The CEO of Spark Unlimited, the developer behind upcoming FPS Turning Point: Fall of Liberty, has hit back at criticism from game reviewers, saying it is a "high concept idea" and isn't targeted at the "core gamer".

Speaking in an interview with at a preview event for Spark's new mythological FPS Legendary, CEO Craig Allen said the team did its best to execute "with the time and money we had".

Turning Point, due out for the Xbox 360, PS3 and PC on March 14 2008, has received five out of 10 and below review scores so far across gaming publications on the web and in print.

He said: "You know, I think that when you try to do games that are about a mass market, and Turning Point is definitely a high concept idea, that with the time and money we had we did the best to execute on, our target was not really the core gamer.

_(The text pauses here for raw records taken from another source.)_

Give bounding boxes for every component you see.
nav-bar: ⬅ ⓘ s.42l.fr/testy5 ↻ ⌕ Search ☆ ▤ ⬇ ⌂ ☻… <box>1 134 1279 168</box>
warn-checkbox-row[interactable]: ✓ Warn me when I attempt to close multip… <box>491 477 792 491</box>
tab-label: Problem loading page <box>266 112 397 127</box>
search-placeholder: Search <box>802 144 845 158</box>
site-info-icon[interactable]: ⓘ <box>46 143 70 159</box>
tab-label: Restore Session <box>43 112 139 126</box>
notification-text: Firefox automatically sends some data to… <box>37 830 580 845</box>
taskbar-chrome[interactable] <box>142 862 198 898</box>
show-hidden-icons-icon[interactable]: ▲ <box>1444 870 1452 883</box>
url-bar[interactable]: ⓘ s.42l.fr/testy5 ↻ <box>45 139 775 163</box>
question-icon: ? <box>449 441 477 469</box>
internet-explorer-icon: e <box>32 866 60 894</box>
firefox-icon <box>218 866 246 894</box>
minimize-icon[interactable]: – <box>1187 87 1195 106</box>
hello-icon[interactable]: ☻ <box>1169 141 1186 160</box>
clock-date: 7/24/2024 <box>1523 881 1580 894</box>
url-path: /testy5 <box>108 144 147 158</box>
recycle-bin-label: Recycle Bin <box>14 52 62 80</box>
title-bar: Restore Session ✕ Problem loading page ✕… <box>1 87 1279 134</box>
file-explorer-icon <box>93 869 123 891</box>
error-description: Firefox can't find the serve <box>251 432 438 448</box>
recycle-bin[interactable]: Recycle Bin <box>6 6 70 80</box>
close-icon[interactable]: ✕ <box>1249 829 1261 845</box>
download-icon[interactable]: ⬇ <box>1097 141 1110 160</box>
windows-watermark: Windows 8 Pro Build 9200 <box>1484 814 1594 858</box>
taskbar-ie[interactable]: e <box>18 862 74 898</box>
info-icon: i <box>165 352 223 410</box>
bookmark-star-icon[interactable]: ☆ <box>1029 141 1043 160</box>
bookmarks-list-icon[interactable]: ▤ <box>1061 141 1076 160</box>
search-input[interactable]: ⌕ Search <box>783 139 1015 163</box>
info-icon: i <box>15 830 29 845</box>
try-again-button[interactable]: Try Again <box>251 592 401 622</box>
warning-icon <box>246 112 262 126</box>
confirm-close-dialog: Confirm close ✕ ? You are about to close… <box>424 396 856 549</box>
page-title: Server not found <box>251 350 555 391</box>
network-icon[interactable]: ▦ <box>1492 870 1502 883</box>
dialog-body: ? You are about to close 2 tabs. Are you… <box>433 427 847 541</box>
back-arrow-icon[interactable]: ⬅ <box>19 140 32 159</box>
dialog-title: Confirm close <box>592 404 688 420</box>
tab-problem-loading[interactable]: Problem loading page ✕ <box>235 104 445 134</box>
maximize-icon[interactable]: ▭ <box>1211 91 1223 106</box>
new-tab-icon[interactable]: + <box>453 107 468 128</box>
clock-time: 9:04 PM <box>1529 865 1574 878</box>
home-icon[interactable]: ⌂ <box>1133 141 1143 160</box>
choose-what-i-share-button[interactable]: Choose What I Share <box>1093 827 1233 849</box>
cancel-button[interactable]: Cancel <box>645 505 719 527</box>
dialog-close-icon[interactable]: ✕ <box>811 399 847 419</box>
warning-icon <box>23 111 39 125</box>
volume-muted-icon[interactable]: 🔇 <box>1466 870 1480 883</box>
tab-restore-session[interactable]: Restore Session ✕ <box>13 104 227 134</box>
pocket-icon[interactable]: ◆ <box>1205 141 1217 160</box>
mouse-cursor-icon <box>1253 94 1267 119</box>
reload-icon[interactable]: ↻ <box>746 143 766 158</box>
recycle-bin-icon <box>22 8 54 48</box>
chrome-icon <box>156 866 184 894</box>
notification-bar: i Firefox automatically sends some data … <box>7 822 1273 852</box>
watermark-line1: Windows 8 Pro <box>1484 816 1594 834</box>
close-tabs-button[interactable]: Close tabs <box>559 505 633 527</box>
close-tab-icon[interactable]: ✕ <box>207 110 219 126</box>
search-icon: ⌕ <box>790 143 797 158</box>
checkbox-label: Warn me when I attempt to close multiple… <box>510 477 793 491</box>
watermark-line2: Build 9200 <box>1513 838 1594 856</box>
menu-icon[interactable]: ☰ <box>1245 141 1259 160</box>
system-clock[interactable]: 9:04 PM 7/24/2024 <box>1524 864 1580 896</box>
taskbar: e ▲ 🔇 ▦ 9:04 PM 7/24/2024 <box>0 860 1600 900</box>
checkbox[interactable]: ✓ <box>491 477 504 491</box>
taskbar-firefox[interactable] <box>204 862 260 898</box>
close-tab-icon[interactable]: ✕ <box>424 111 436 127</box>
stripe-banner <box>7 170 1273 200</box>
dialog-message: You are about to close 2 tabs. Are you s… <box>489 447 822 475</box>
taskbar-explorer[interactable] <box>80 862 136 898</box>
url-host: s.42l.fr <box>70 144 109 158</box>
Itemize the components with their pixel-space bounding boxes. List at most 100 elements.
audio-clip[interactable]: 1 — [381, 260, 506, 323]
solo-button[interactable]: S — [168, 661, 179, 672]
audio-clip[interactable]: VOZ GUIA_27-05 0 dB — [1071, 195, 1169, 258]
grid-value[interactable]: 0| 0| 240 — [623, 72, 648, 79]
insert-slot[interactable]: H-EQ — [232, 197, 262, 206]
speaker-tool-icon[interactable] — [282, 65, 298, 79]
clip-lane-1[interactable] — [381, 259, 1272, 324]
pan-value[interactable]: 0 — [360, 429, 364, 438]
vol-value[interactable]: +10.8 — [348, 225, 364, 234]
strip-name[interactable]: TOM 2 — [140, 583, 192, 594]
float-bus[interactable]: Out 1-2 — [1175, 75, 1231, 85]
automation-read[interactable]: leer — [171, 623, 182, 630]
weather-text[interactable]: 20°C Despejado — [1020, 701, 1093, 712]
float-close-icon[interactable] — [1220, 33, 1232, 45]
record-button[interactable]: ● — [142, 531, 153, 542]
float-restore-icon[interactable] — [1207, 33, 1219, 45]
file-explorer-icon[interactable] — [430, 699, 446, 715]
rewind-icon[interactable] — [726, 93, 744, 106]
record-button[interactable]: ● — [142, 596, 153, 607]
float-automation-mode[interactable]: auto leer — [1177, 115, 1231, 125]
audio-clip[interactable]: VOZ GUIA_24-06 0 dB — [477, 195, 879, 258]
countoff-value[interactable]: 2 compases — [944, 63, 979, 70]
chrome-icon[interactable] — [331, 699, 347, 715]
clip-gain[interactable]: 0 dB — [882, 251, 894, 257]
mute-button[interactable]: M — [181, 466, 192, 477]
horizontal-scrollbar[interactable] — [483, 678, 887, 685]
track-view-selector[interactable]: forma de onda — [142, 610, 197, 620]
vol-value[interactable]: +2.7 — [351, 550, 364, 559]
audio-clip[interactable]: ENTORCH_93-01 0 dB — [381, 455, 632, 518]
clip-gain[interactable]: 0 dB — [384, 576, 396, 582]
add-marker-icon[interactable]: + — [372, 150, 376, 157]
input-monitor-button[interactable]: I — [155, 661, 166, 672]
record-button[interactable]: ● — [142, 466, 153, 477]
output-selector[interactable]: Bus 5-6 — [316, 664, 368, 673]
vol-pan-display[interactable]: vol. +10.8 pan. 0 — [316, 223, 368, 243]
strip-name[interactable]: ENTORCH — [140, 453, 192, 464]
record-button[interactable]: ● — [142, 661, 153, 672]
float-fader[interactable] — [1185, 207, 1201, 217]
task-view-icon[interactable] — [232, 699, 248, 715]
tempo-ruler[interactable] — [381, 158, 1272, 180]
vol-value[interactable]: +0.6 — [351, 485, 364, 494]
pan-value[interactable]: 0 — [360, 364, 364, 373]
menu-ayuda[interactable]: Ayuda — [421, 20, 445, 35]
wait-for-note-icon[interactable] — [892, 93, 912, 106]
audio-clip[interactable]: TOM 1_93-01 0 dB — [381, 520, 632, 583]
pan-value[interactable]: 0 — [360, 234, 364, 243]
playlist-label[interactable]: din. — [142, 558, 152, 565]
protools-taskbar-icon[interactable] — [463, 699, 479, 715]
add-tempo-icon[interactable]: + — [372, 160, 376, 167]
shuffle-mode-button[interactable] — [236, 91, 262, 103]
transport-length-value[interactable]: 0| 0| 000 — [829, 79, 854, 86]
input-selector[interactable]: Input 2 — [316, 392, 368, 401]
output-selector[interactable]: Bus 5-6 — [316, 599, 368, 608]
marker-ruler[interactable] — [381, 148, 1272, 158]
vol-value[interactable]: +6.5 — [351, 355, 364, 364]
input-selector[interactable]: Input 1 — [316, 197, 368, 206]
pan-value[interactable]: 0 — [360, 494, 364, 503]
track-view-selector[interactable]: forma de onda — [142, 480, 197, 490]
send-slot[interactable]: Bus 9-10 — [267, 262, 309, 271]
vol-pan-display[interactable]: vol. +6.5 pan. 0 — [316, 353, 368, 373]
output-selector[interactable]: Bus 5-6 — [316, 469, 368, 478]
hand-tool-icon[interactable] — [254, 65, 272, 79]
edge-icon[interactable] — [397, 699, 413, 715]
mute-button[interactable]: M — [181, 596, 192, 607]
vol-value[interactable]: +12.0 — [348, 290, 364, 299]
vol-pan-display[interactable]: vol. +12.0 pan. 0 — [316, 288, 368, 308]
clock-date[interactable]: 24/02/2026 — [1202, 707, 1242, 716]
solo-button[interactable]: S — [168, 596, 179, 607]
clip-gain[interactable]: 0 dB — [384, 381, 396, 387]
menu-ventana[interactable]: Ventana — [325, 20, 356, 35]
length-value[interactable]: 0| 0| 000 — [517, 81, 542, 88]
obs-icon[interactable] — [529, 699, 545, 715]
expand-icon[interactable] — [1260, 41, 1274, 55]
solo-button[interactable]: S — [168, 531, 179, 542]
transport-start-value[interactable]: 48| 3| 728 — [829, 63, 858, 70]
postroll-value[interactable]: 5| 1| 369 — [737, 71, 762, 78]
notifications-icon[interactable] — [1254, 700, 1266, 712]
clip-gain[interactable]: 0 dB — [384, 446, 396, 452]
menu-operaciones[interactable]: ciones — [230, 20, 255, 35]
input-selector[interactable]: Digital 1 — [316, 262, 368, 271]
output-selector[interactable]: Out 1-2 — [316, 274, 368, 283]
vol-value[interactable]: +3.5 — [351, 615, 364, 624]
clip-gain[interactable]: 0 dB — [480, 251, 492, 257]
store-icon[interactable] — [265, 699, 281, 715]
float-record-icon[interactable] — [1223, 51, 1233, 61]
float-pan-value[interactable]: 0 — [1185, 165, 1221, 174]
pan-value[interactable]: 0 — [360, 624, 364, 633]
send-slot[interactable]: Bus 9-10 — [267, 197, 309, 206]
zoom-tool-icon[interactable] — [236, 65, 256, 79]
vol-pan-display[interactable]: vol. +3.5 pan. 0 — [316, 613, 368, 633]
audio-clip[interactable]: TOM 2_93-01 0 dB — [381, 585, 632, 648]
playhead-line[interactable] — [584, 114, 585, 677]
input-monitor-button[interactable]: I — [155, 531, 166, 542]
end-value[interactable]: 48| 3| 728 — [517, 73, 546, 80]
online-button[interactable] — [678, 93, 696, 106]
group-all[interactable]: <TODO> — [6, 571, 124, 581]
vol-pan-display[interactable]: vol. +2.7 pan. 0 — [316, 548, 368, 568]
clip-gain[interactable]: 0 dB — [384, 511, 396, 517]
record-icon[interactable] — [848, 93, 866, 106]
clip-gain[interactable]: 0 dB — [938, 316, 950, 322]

"Turning Point, the idea there was really a high concept idea. I think that we're finding that the people who look at it like, "Is this going to be fun, something I can drop into, in a world I haven't seen before and have a good time?" really love the game. People that are looking at it with more of a critical eye of "Is this game revolutionary, is it doing play mechanics I've never seen before, is it driving new technology?" it was never meant to do those things. If people look at it in the right way, I think they really enjoy what they see. You can certainly look at it and say it's not revolutionary, so those opinions are certainly a lot more critical."

However, Allen moved to reassure gamers that the team had learned lessons from the development of Turning Point and was taking those into the development of Legendary, also built with the Unreal Engine 3, and due out some time in Q3 2008 (July, August, September).

"Turning Point was our first next-generation game," he said. "We were developing the game while Epic was developing the Unreal Engine, so that in itself is exciting and brings forward challenges. But just being able to get that initial concept of what is a world where America never entered World War II and you now play in a kind of occupied America with Nazi Germany under the rule; just being able to go from the concept, to getting the game out, on the shelf, going through all the submission processes and knowing that we have a pipeline, that was really the biggest hurdle for us as a studio."

When asked if Legendary would be better than Turning Point, Allen said: "I think it's different. It depends on what your valuation criteria is. I think that Legendary has more to offer in terms of some unique technology, more unique gameplay and I think that we've been able to spend more time really polishing the world and creating a visually distinctive look for Legendary. They're really apples and oranges. Not everything is meant to be redefining for the industry. Legendary I think is more of that than Turning Point was, but I think they're both very strong creatively. I think they have very distinct worlds and you just need to make a creative choice on whether it's a world you want to play in."